Scenario 1: No packets passing over the bridge at all.
If no packets at all are detected over the bridge, then either the bridge is not inline with the perimeter circuit or the bridge is inline on an inactive circuit. If your network has multiple internet circuits in an active-passive setting, the bridge might be on the inactive circuit. If this is how you intend the bridge to be deployed or will rearrange the deployment later, click “ignore”. By selecting “ignore” you are indicating that you don’t expect packets to be passing over the bridge, yet. This will also cause an alert “untested bridge configuration” message to display on the IntelliShun web UI until someday when you click “accept”.
Scenario 2: Packets are passing over the bridge, but InitelliShun didn’t see the magic packet because IntelliShun cabling is bridging two internal segments.
If the magic packet is not detected but other non-broadcast, TCP traffic is detected, then the bridge may not be connected at the perimeter. We call this the “Fax Machine” scenario because the bridge is cabled in such a way that it is bridging two internal LAN segments. If you think this might be the case, you should verify that the bridge is cabled in correctly and click “retry”. Clicking “accept” or “ignore” will end the test as described, above.
Scenario 3: Packets are passing over the bridge, but IntelliShun didn’t see the magic packet because of egress filters.

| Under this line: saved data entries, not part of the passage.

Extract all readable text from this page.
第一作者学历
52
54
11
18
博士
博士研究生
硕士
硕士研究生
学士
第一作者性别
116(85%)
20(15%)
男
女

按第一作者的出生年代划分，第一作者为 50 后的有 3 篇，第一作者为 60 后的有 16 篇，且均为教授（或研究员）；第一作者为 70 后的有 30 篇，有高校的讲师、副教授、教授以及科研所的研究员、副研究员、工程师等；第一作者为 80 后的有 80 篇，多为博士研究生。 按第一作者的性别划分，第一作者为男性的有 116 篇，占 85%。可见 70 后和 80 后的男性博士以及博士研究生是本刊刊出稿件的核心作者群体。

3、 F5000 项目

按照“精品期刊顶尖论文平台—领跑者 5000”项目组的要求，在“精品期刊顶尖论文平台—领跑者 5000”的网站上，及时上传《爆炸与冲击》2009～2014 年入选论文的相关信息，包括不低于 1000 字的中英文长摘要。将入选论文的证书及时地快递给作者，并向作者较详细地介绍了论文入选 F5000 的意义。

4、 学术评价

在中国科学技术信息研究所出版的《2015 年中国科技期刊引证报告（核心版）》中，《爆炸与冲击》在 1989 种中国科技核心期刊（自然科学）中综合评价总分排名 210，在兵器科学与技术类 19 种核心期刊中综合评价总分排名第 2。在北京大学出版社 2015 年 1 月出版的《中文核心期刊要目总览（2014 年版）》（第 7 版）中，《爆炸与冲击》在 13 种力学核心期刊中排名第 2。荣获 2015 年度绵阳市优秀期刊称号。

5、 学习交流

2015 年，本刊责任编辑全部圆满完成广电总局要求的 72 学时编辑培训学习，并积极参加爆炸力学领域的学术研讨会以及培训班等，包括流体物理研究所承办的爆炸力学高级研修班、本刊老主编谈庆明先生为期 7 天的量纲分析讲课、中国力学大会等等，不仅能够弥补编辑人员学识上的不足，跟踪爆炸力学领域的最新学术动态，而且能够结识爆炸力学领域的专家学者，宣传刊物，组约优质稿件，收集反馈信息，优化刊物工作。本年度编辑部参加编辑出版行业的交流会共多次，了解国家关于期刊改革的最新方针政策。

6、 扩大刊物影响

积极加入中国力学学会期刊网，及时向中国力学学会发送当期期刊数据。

Another scenario where the magic packet is not detected involves egress filters. Some network managers or firewall administrators will use egress filters or proxy servers to block unauthorized internet traffic from leaving the network. In this case, the magic packet may have been discarded by the firewall or the proxy server. The magic packet is a UDP packet with a destination IP address of ‘api.riskanalytics.com’ and a destination port of 1776. If you have egress filters or a proxy server, you can check their logs to see if they are discarding the magic packet. Then, you can fix this by whitelisting api.riskanalytics.com and retry. If you are certain that the cabling is correct and the magic packet is being dropped on purpose, clicking “accept” or “ignore” will end the test as described, above.